On Friday, a group of more than two dozen venture capital firms issued a joint statement backing Silicon Valley Bank. The statement was made specifically after Federal Deposit Insurance Corporation regulators shut down the bank — and not before.
And the posthumous show of support is growing. By noon Saturday, more than 100 businesses had added their names to the joint statement. There are also some notable absences on the list, including a16z, Founders Fund, Sequoia Capital, and Y Combinator.
In a post on LinkedIn on Friday, General Catalyst and Managing Director Hemant Taneja discussed several venture capital leaders following the collapse of Silicon Valley Bank. Dozens of some of the biggest names in venture capital have issued a joint statement expressing their support and disappointment.
The initial group includes Accel, AltCap, B Capital, General Catalyst, Elad Gil, Greylock, Khosla Ventures, Kleiner Perkins, Lightspeed Venture Partners, Mayfield Fund, Redpoint Ventures, Ribbit Capital and Upfront Ventures.
The statement reads:
Silicon Valley Bank is a trusted and long-term partner to the venture capital industry and our founders. For nearly four decades, it has been an important platform that has played a vital role in serving the startup community and supporting the innovation economy in the US.
The events of the last 48 hours have been very sad and disturbing. If SVB is to be acquired and properly capitalized, we strongly support our portfolio companies to continue their banking relationship with them.
In particular, the group urged their portfolio companies not to be uncomfortable with any financial institution they have transferred their assets to and to be prepared to return their capital to SVB if they are bought and adequately funded. In the last two days, many companies have admitted that they have transferred their assets from SVB and to other banks – traditional and digital – such as JPMorgan Chase and Mercury.

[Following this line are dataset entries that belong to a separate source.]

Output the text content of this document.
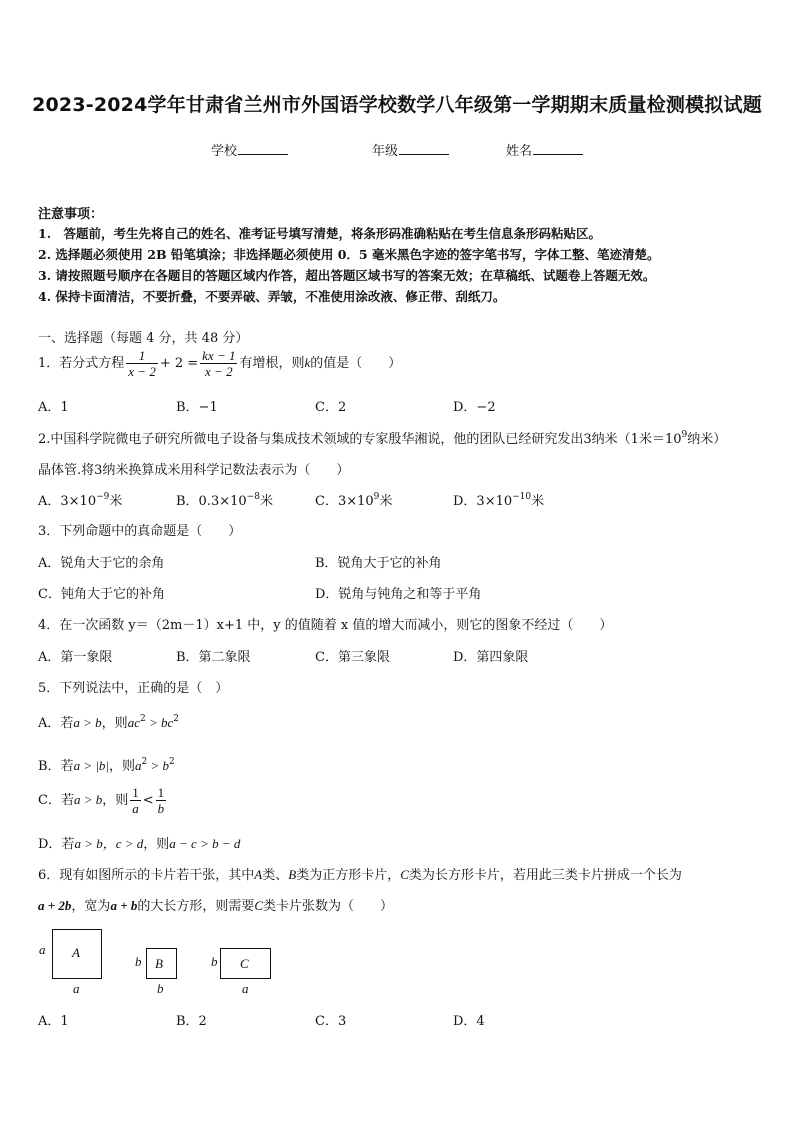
2023-2024学年甘肃省兰州市外国语学校数学八年级第一学期期末质量检测模拟试题
学校	年级	姓名
注意事项：
1.　答题前，考生先将自己的姓名、准考证号填写清楚，将条形码准确粘贴在考生信息条形码粘贴区。
2. 选择题必须使用 2B 铅笔填涂；非选择题必须使用 0．5 毫米黑色字迹的签字笔书写，字体工整、笔迹清楚。
3. 请按照题号顺序在各题目的答题区域内作答，超出答题区域书写的答案无效；在草稿纸、试题卷上答题无效。
4. 保持卡面清洁，不要折叠，不要弄破、弄皱，不准使用涂改液、修正带、刮纸刀。
一、选择题（每题 4 分，共 48 分）
1．若分式方程 $\frac{1}{x - 2} + 2 = \frac{kx - 1}{x - 2}$ 有增根，则k的值是（　　）
A．1	B．−1	C．2	D．−2
2.中国科学院微电子研究所微电子设备与集成技术领域的专家殷华湘说，他的团队已经研究发出3纳米（1米$=10^9$纳米）
晶体管.将3纳米换算成米用科学记数法表示为（　　）
A．$3\times 10^{-9}$米	B．$0.3\times 10^{-8}$米	C．$3\times 10^9$米	D．$3\times 10^{-10}$米
3．下列命题中的真命题是（　　）
A．锐角大于它的余角	B．锐角大于它的补角
C．钝角大于它的补角	D．锐角与钝角之和等于平角
4．在一次函数 y＝（2m－1）x+1 中，y 的值随着 x 值的增大而减小，则它的图象不经过（　　）
A．第一象限	B．第二象限	C．第三象限	D．第四象限
5．下列说法中，正确的是（　）
A．若a > b，则$ac^2 > bc^2$
B．若a > |b|，则$a^2 > b^2$
C．若a > b，则 $\frac{1}{a} < \frac{1}{b}$
D．若a > b，c > d，则a − c > b − d
6．现有如图所示的卡片若干张，其中A类、B类为正方形卡片，C类为长方形卡片，若用此三类卡片拼成一个长为
a + 2b，宽为a + b的大长方形，则需要C类卡片张数为（　　）
A
a
a
B
b
b
C
b
a
A．1	B．2	C．3	D．4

And, several startups shared with TechCrunch that they’ve seen an increase in interest and transfers.
While many expressed support for the move, others in the comments below the LinkedIn post said the effort was too little, too late.

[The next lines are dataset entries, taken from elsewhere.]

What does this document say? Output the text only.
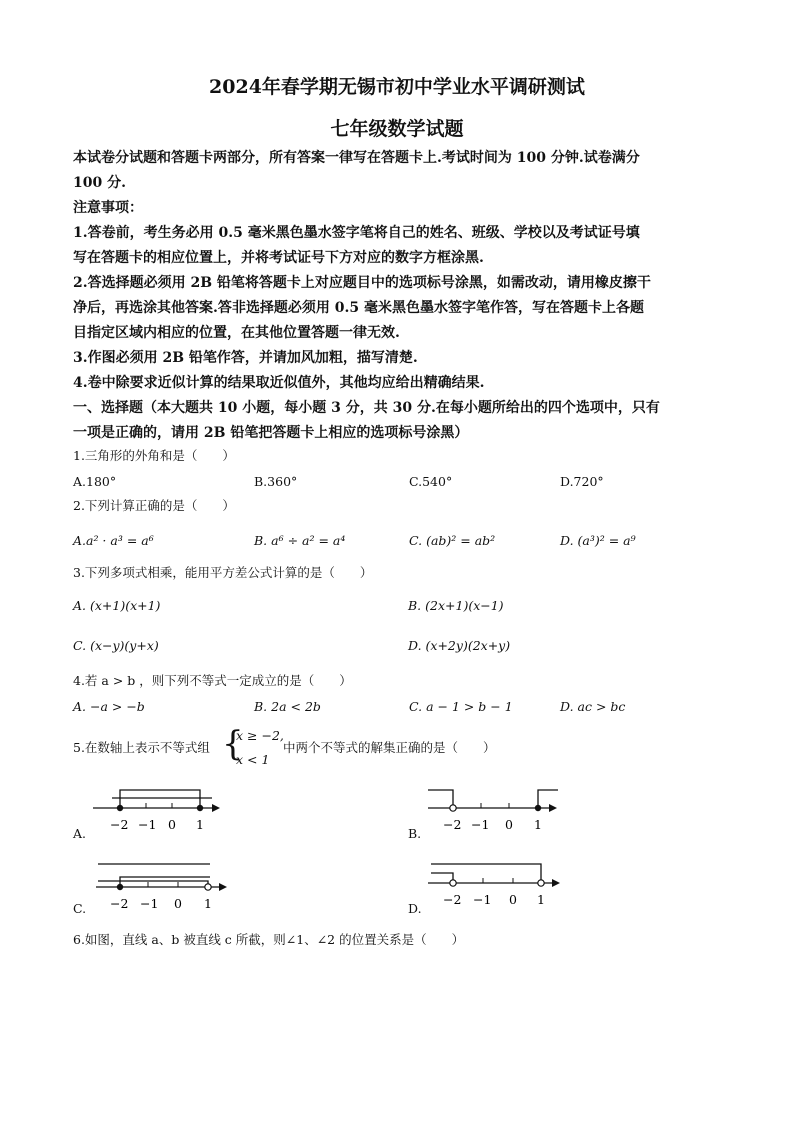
2024年春学期无锡市初中学业水平调研测试
七年级数学试题
本试卷分试题和答题卡两部分，所有答案一律写在答题卡上.考试时间为 100 分钟.试卷满分
100 分.
注意事项：
1.答卷前，考生务必用 0.5 毫米黑色墨水签字笔将自己的姓名、班级、学校以及考试证号填
写在答题卡的相应位置上，并将考试证号下方对应的数字方框涂黑.
2.答选择题必须用 2B 铅笔将答题卡上对应题目中的选项标号涂黑，如需改动，请用橡皮擦干
净后，再选涂其他答案.答非选择题必须用 0.5 毫米黑色墨水签字笔作答，写在答题卡上各题
目指定区域内相应的位置，在其他位置答题一律无效.
3.作图必须用 2B 铅笔作答，并请加风加粗，描写清楚.
4.卷中除要求近似计算的结果取近似值外，其他均应给出精确结果.
一、选择题（本大题共 10 小题，每小题 3 分，共 30 分.在每小题所给出的四个选项中，只有
一项是正确的，请用 2B 铅笔把答题卡上相应的选项标号涂黑）
1.三角形的外角和是（　　）
A.180°	B.360°	C.540°	D.720°
2.下列计算正确的是（　　）
A.a² · a³ = a⁶	B. a⁶ ÷ a² = a⁴	C. (ab)² = ab²	D. (a³)² = a⁹
3.下列多项式相乘，能用平方差公式计算的是（　　）
A. (x+1)(x+1)	B. (2x+1)(x−1)
C. (x−y)(y+x)	D. (x+2y)(2x+y)
4.若 a > b ，则下列不等式一定成立的是（　　）
A. −a > −b	B. 2a < 2b	C. a − 1 > b − 1	D. ac > bc
5.在数轴上表示不等式组 {
x ≥ −2,
x < 1
中两个不等式的解集正确的是（　　）
A.	B.
C.	D.
−2 −1 0 1	−2 −1 0 1
−2 −1 0 1	−2 −1 0 1
6.如图，直线 a、b 被直线 c 所截，则∠1、∠2 的位置关系是（　　）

“I wish these very similar VCs would block together and put their deposits, portco money with SVB and ‘stay calm,'” commented Sanjay Ghosalia, head of product at SVB, in a LinkedIn post. “Not only have they now lost a valuable banking partner who has served them unconditionally through difficult times, they will be underserved in new banking relationships. They have basically betrayed their partner and undoubtedly shot themselves in the foot.”